The one bite rule has changed. Today, the plaintiff need to only prove that the dog’s owner knew that his dog had “dangerous or vicious propensities.” A prior bite is still sufficient proof of such knowledge. But now, even a first bite may give rise to a valid claim if any of the following apply:

  1. Mauling. If the “first bite” involves a ferocious mauling and serious injuries, a jury may reasonably conclude that the owner knew the dog had vicious propensities, even if the plaintiff cannot actually prove prior bad behavior.
  2. Prior bad behavior. Some dogs consistently behave in a threatening or vicious manner such as growling or lunging at people, baring teeth, or barking ferociously at strangers or passersby. If the plaintiff can prove a pattern of prior bad behavior, the court may conclude that the dog’s owner knew of the dog’s vicious propensities, even if the dog never bit before.
  3. Attack breeds. Certain breeds, such as pit bull, Rottweiler, Doberman pinscher, German shepherd and Husky, have been bred as attack dogs. They are generally recognized to be potentially vicious by nature. Accordingly, the owner of such a dog must exercise a greater degree of control over his dog, and may be liable for the first bite.
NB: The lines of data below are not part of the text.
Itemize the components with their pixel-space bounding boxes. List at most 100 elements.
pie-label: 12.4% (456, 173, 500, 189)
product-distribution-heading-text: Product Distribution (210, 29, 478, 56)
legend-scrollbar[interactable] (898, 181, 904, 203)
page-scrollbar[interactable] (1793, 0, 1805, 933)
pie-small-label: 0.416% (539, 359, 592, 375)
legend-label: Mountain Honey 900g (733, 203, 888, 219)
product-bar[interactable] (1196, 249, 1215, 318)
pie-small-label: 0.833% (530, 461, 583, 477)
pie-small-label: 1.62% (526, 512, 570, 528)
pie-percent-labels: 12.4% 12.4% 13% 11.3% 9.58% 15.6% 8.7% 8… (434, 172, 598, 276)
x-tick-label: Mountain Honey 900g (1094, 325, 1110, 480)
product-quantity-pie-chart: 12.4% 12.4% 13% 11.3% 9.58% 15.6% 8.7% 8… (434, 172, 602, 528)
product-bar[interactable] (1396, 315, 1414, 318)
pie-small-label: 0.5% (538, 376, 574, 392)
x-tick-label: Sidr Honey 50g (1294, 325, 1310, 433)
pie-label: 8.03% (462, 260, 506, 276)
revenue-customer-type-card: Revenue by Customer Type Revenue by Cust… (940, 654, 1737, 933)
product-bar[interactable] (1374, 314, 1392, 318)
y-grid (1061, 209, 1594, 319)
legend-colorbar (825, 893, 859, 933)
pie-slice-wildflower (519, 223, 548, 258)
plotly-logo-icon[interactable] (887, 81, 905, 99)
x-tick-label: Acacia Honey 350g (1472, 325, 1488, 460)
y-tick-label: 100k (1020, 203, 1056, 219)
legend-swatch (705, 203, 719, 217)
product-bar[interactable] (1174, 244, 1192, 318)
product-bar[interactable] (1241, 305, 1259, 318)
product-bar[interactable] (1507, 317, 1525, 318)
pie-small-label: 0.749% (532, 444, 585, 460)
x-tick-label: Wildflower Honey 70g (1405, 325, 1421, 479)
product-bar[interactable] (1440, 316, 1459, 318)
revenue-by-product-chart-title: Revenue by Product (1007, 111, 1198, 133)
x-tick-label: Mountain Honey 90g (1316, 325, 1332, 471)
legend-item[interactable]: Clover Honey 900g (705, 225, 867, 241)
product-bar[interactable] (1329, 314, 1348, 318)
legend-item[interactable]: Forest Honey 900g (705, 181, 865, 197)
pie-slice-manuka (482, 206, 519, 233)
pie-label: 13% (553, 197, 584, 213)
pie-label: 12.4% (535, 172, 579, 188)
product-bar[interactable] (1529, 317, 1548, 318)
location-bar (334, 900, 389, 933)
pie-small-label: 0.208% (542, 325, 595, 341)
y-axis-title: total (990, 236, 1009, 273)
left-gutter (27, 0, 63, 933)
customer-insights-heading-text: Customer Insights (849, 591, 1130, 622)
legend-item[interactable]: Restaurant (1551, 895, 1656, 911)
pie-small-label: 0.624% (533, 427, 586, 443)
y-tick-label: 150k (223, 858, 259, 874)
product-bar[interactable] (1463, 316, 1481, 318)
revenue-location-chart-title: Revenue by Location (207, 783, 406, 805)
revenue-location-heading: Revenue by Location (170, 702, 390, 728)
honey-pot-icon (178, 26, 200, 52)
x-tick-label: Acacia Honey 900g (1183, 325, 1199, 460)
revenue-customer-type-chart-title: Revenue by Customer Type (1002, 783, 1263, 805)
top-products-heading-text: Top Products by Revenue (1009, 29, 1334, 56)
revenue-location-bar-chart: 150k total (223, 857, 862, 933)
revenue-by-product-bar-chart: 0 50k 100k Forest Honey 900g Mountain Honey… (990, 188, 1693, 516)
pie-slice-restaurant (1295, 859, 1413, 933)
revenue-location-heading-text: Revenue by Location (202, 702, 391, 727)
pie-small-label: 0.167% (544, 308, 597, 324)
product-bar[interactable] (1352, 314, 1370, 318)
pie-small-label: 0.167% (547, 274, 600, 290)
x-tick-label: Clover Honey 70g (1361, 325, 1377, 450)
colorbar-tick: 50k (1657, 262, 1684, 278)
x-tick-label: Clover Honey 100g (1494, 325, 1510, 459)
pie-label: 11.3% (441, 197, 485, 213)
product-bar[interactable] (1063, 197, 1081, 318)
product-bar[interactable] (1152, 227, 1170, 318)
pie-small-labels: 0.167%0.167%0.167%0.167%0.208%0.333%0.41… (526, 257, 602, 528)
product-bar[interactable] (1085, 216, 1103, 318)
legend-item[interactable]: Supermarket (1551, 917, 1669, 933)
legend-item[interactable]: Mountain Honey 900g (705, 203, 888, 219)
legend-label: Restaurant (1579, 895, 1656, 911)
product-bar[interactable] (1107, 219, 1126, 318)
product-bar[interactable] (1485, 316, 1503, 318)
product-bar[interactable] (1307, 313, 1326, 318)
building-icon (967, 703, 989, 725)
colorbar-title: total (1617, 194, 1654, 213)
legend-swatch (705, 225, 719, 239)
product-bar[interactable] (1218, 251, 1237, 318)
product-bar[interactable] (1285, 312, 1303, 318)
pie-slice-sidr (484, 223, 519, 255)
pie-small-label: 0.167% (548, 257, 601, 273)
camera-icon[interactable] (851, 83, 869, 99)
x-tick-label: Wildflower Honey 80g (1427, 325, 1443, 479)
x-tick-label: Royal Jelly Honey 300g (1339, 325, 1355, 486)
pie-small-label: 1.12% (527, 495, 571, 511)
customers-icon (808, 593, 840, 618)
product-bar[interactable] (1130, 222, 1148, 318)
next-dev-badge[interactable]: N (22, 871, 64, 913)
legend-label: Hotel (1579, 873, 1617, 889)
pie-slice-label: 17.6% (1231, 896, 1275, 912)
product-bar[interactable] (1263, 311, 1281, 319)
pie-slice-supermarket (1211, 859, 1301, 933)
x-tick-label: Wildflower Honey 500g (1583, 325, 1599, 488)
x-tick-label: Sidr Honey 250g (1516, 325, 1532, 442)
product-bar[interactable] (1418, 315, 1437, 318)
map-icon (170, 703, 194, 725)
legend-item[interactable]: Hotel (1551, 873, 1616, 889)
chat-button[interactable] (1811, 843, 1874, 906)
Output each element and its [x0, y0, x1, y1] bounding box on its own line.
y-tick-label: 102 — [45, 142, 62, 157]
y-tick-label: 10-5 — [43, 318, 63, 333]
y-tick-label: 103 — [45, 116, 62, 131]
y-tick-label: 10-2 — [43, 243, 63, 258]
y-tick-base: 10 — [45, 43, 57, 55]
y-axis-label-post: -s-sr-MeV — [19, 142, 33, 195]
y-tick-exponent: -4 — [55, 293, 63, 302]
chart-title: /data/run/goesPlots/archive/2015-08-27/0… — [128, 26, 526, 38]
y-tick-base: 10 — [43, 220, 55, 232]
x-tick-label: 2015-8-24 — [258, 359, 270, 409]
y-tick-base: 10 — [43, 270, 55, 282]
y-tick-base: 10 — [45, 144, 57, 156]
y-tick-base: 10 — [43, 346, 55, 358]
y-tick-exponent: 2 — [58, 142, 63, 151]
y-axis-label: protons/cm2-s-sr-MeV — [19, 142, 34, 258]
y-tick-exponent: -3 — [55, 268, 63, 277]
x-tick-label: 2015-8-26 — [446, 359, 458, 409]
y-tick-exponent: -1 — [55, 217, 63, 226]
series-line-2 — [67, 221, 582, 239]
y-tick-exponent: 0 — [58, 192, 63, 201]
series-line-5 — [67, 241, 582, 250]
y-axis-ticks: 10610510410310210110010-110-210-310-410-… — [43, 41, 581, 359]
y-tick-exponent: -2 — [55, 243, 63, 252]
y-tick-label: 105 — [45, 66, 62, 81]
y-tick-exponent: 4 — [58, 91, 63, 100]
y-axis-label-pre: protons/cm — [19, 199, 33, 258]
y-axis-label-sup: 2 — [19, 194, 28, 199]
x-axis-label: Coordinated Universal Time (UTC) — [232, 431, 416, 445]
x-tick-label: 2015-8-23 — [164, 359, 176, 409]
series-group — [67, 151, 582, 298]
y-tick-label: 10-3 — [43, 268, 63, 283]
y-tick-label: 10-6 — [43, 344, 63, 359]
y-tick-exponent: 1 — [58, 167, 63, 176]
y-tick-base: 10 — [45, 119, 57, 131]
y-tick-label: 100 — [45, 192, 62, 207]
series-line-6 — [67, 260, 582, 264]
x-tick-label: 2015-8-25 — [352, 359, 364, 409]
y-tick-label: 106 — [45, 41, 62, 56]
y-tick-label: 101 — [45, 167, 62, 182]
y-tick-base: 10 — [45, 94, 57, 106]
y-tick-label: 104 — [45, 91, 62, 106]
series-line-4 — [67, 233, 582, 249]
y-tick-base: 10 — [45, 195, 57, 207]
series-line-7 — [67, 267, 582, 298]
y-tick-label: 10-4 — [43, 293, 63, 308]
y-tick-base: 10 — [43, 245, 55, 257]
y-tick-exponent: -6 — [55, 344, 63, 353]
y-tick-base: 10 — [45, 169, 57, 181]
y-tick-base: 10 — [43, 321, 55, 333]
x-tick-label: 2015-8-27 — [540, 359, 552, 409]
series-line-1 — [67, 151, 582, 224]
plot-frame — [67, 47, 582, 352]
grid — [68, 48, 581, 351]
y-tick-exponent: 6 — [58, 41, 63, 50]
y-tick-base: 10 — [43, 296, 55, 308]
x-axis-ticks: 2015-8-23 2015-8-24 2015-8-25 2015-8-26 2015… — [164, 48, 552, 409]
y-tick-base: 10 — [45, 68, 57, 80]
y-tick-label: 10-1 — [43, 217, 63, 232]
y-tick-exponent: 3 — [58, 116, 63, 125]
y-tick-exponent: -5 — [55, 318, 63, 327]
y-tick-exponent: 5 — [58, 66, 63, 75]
2. By proving the owner violated the dog law.

Under Pennsylvania’s leash law, every dog owner has a duty to keep his dog confined to his property or on a leash if it is off its property. So, if the dog was not on the owner’s property when the bite occurred, the owner will be found to be “strictly” liable (even for a “first bite”).

The following factors make dog bite cases difficult, special and unique:

First, dog bite cases require legal help. They are not “do-it-yourself” projects. You should consult an attorney promptly to have any chance of a reasonable settlement or award. You may be reluctant to contact an attorney about your case because you may not want to offend the dog’s owner. Like many dog bite victims, you may know the owner of the dog that bit you. We have helped clients to both effectively pursue their claims and, through good communication and education, maintain a positive relationship with the dog’s owner.

Second, dog bite cases are extremely fact-sensitive. The factual background of a dog bite should be investigated and analyzed as soon as possible after the bite occurs, preferably by a professional investigator. It is difficult to gather evidence of a dog’s “prior history.”

Third, many jurors are dog owners, and thus tend to sympathize with the defendant. It takes a skilled and experienced lawyer to effectively try a dog bite case without alienating the jury. We do this by persuading the jury that the dog that attacked you is not like their dog. The dog that bit you was an obvious menace; their dog, of course, is “man’s best friend.”

Fourth, injures from dog bites often involve scarring that may require plastic surgery. Plastic surgery for facial bites to children may need to be postponed until they are grown. Damages in such cases can be substantial, and care must be taken to obtain an award that takes future care and damages into account. The involvement of competent physicians is crucial.

Fifth, even if the bite happened many years ago, if the victim was a minor when the bite occurred, the child may still bring a claim until he or she turns 20! The statute of limitations is tolled for minors.